Decide if Repairs are Worth it
When you decide to sell your home, you need to ask yourself if certain repairs that need to be done around the house, that you just haven’t gotten to, are worth doing or having someone come in and do them.
Some buyers would pay more for a house that they can just move into and not have to do any repairs, while others would rather pay a little less and do some fixing.
It partly depends on if you want to sell fast or want the most you can get for it.
Here are some of the things for you to take into consideration when deciding if you should make those repairs.
Is it one of the first things potential buyers will see? First impressions are key, and that is never more true than in the real estate business! If you have a repair you are unsure about tackling, use this as a litmus test: Is it something the buyer will see as he or she approaches your house and walks through the front door? If so, fix it.
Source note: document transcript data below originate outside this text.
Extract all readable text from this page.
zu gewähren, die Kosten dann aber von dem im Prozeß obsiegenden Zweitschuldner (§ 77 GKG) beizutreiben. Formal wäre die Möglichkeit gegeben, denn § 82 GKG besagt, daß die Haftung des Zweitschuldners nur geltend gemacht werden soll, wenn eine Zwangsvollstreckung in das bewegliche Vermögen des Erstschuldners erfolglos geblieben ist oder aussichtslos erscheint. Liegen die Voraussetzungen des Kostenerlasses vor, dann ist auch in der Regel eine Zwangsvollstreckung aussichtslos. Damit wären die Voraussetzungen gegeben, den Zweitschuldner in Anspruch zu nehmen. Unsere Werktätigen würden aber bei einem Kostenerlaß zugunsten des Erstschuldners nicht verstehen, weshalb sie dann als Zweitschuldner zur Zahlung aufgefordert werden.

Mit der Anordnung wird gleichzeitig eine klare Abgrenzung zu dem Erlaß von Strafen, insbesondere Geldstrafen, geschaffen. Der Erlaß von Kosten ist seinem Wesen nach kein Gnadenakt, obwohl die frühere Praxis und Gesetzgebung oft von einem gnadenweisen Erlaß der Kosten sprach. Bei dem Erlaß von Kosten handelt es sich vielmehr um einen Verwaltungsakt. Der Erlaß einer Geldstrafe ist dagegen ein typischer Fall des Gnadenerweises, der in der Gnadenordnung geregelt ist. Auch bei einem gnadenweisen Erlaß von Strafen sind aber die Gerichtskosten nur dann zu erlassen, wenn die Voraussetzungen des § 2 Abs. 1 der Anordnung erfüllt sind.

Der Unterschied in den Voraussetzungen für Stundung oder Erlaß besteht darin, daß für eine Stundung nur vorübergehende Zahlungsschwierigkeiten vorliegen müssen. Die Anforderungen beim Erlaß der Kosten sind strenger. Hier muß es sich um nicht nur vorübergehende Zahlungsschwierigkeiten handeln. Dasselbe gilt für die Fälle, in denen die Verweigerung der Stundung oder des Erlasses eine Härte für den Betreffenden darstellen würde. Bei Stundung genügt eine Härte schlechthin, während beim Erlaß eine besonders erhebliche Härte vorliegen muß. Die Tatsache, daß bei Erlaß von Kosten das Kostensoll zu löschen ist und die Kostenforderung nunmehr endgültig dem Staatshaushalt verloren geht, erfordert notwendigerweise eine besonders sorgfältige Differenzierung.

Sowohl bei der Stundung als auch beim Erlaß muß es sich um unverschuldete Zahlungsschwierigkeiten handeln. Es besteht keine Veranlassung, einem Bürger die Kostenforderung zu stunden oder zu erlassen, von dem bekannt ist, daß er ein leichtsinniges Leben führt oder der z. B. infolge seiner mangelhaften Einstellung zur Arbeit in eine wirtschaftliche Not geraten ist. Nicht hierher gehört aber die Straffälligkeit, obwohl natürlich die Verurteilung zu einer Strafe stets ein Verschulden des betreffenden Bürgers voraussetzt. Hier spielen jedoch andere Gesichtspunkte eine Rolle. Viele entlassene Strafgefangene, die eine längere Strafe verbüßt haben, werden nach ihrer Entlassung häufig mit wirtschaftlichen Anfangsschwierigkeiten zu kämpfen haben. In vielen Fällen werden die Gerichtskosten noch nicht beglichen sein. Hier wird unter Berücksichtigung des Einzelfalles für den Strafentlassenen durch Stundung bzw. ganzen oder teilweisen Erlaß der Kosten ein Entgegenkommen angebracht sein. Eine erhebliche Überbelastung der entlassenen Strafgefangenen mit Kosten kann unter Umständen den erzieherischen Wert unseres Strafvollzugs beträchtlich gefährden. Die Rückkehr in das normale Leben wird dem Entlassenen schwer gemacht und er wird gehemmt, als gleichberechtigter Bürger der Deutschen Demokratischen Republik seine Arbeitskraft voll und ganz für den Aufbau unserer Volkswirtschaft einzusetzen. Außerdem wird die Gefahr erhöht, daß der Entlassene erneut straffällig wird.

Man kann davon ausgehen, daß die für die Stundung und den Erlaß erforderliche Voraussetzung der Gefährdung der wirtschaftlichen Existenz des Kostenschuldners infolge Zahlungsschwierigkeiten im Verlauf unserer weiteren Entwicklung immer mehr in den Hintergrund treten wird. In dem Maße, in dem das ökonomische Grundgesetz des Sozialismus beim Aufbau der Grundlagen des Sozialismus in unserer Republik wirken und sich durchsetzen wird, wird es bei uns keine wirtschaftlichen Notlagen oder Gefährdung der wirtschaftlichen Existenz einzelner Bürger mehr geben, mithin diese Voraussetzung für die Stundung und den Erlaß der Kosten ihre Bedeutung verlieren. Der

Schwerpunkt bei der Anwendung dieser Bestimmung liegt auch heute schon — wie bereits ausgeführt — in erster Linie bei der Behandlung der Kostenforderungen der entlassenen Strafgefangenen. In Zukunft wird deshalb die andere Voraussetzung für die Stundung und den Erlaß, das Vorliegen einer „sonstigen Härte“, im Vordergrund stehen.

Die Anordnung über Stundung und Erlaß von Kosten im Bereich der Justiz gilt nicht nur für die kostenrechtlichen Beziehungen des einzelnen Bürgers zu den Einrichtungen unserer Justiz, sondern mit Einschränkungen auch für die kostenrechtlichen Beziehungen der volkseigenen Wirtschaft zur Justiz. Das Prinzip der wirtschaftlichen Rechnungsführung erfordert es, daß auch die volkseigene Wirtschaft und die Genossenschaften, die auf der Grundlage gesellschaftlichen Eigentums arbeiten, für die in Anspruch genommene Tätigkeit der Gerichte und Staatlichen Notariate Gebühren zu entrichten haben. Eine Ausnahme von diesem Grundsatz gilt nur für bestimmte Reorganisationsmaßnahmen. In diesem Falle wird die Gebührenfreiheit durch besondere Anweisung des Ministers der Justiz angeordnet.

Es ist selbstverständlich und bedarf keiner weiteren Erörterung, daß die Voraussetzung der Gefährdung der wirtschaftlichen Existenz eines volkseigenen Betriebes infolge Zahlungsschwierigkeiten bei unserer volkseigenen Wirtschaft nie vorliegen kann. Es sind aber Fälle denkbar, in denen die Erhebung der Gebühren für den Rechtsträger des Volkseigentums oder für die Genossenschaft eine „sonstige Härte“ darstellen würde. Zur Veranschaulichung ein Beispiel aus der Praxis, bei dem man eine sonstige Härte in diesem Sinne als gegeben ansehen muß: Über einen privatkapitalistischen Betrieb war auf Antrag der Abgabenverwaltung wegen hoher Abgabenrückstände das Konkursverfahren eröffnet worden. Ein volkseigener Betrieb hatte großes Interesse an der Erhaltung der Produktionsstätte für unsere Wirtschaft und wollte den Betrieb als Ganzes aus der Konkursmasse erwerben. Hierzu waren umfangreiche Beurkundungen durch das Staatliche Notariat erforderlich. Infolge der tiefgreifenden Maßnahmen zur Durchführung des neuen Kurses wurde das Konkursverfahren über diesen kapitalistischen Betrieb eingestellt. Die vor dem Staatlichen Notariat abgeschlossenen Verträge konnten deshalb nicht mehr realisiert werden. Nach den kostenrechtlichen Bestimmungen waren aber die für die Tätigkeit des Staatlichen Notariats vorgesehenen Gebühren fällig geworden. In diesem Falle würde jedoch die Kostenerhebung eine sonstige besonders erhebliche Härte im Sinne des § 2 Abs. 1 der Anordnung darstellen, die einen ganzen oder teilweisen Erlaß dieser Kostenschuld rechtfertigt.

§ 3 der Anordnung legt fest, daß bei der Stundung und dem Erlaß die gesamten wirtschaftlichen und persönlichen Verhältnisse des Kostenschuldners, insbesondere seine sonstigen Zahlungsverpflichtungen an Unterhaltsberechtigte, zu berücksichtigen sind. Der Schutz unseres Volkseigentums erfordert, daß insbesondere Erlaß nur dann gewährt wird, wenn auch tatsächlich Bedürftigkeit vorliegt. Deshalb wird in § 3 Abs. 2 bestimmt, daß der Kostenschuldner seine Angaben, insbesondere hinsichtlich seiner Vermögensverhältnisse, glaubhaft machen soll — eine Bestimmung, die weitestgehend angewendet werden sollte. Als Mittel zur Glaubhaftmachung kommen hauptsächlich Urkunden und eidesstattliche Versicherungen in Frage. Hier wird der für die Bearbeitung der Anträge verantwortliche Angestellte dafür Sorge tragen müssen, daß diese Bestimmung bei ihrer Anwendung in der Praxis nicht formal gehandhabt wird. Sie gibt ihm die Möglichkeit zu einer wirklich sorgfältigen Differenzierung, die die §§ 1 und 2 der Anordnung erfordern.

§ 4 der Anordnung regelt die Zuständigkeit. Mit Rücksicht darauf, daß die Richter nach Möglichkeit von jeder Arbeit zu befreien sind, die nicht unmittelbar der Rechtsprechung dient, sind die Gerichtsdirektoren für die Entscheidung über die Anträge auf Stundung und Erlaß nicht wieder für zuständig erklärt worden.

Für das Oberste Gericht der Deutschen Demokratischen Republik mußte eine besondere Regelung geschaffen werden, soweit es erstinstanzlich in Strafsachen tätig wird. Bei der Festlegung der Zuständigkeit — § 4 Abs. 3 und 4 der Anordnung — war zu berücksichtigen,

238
Does the faulty item give the impression the property has not been well cared for? Leaky faucets, cracked tiles, an overgrown lawn, broken appliances or anything else that doesn’t work as it should can immediately turn off buyers. At an open house, people often zip through quite quickly, and if they notice one or two things that send up red flags, they may not give your home another chance.
Can you find a less expensive fix? Let’s say you scoped out the comparable homes on the market in your neighborhood, and they all have updated kitchens, but yours hasn’t been touched since the ’80s. Rather than spend big on a full kitchen remodel, why not give your kitchen a less costly refresh? For instance, you could paint the cabinets, swap out cabinet hardware, change the light fixtures and upgrade the appliances to something current and functional but not top-of-the-line. You will put some money into it but not nearly as much as with a full remodel — well worth it if it gets your home in the running in a competitive market.
How much will you realistically need to lower the price if you don’t fix it? If you have a lot of costly repairs to tackle to get your home ready to sell, you may be considering selling it as is. But keep in mind that buyers looking for a fixer-upper will also be looking to discount the selling price for the repairs plus the hassle. In other words, you won’t be able to simply estimate how much the repairs will cost and deduct that from the selling price; you’ll need to deduct even more to make it worth the buyer’s time and effort. Discuss this with your Realtor and look into other fixer-uppers for sale in your area to come up with an appropriate selling price.